His love language is quality time. But if you volunteer to play with him and his precious toys, then you’ll get the toys and you’ll get his steadfast friendship and loyalty.
He’s protective and loyal and has an innate sense of justice, though sometimes his justice is not the same as everyone else’s. For instance, he himself can pound on his little brother, but if anybody else tries to, they’re in serious trouble.
He loves to pretend. He wants to be superman. He wants to be Optimus Prime. He wants to be Goliath, or Batman or a combination of several things which makes for interesting costumes. But he’s also bossy (yes, I know it’s from me) which means pretending usually goes like this. “Okay, you’re Bulkhead and I’m Optimus Prime and now you say, ‘Optimus I need you to help me get my wrecking ball unstuck’ and now I say this….” You don’t really have a choice in the matter.
He loves his siblings. Chris has an older sister who looks after him, but he loves to look after Alex in turn. He has such a strong and one-of-a-kind personality that it’s hard to imagine him getting stuck with a “middle child” complex.
Yes, it’s hard to do him justice in a mere blog post, but I felt I had to try. He’s come so far in a year in areas such as keeping his fists to himself (okay, I’m kind of joking about that one…), helping without being asked–in fact, being eager to help, becoming a leader at times among his friends, instead of just being the odd man out (something German helped with) and having a little more patience. I won’t say he’s gotten quieter or that he’s grasped the concept of an “inside voice” because that’s just not true. All in good time. Maybe.
At the party I saw all of this come together in a culture all his own that I never experienced as a kid. He greeted his guests either in German or English according to what they spoke and was eager to give them their gift (we give gifts at our birthdays, like the hobbits 🙂 ) which was a mini-transformer. I heard him switching from German to English with no problem as he helped them figure out how to transform their robot in record time and then it was off to play.
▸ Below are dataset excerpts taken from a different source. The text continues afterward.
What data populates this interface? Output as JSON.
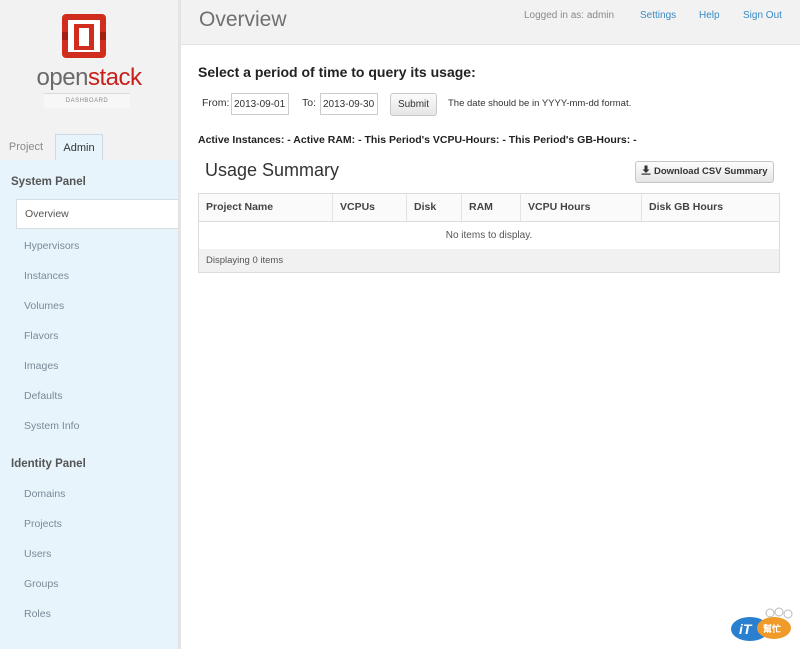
{
  "brand": {
    "name_open": "open",
    "name_stack": "stack",
    "subtitle": "DASHBOARD"
  },
  "header": {
    "title": "Overview",
    "logged_in": "Logged in as: admin",
    "links": {
      "settings": "Settings",
      "help": "Help",
      "sign_out": "Sign Out"
    }
  },
  "tabs": {
    "project": "Project",
    "admin": "Admin"
  },
  "sidebar": {
    "system_panel": {
      "title": "System Panel",
      "items": [
        "Overview",
        "Hypervisors",
        "Instances",
        "Volumes",
        "Flavors",
        "Images",
        "Defaults",
        "System Info"
      ]
    },
    "identity_panel": {
      "title": "Identity Panel",
      "items": [
        "Domains",
        "Projects",
        "Users",
        "Groups",
        "Roles"
      ]
    }
  },
  "query": {
    "heading": "Select a period of time to query its usage:",
    "from_label": "From:",
    "from_value": "2013-09-01",
    "to_label": "To:",
    "to_value": "2013-09-30",
    "submit": "Submit",
    "hint": "The date should be in YYYY-mm-dd format."
  },
  "stats_line": "Active Instances: - Active RAM: - This Period's VCPU-Hours: - This Period's GB-Hours: -",
  "usage": {
    "title": "Usage Summary",
    "download_button": "Download CSV Summary",
    "columns": [
      "Project Name",
      "VCPUs",
      "Disk",
      "RAM",
      "VCPU Hours",
      "Disk GB Hours"
    ],
    "empty_message": "No items to display.",
    "footer": "Displaying 0 items"
  },
  "watermark": {
    "text_it": "iT",
    "text_cn": "幫忙"
  },
  "colors": {
    "brand_red": "#c8201a",
    "link_blue": "#3a8bc3",
    "nav_bg": "#e7f4fb"
  },
  "icons": {
    "logo": "openstack-logo-icon",
    "download": "download-icon"
  }
}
Though I jokingly set out the tylenol, the party went without incident except for Robin Hood’s sword getting broken (all kids came in costume according to Chris’ wishes) and only one kid getting injured (though how or why I never found out). They even did well making their own pizzas (with Chris giving instructions, of course) and sitting patiently at the table to eat and wait for cake. Only one other mom was there with me, but it turns out I didn’t need the tylenol after all. My little angel! 🙂
Happy birthday, my son, and may you bear Christ in your heart for as long as you bear it in your name.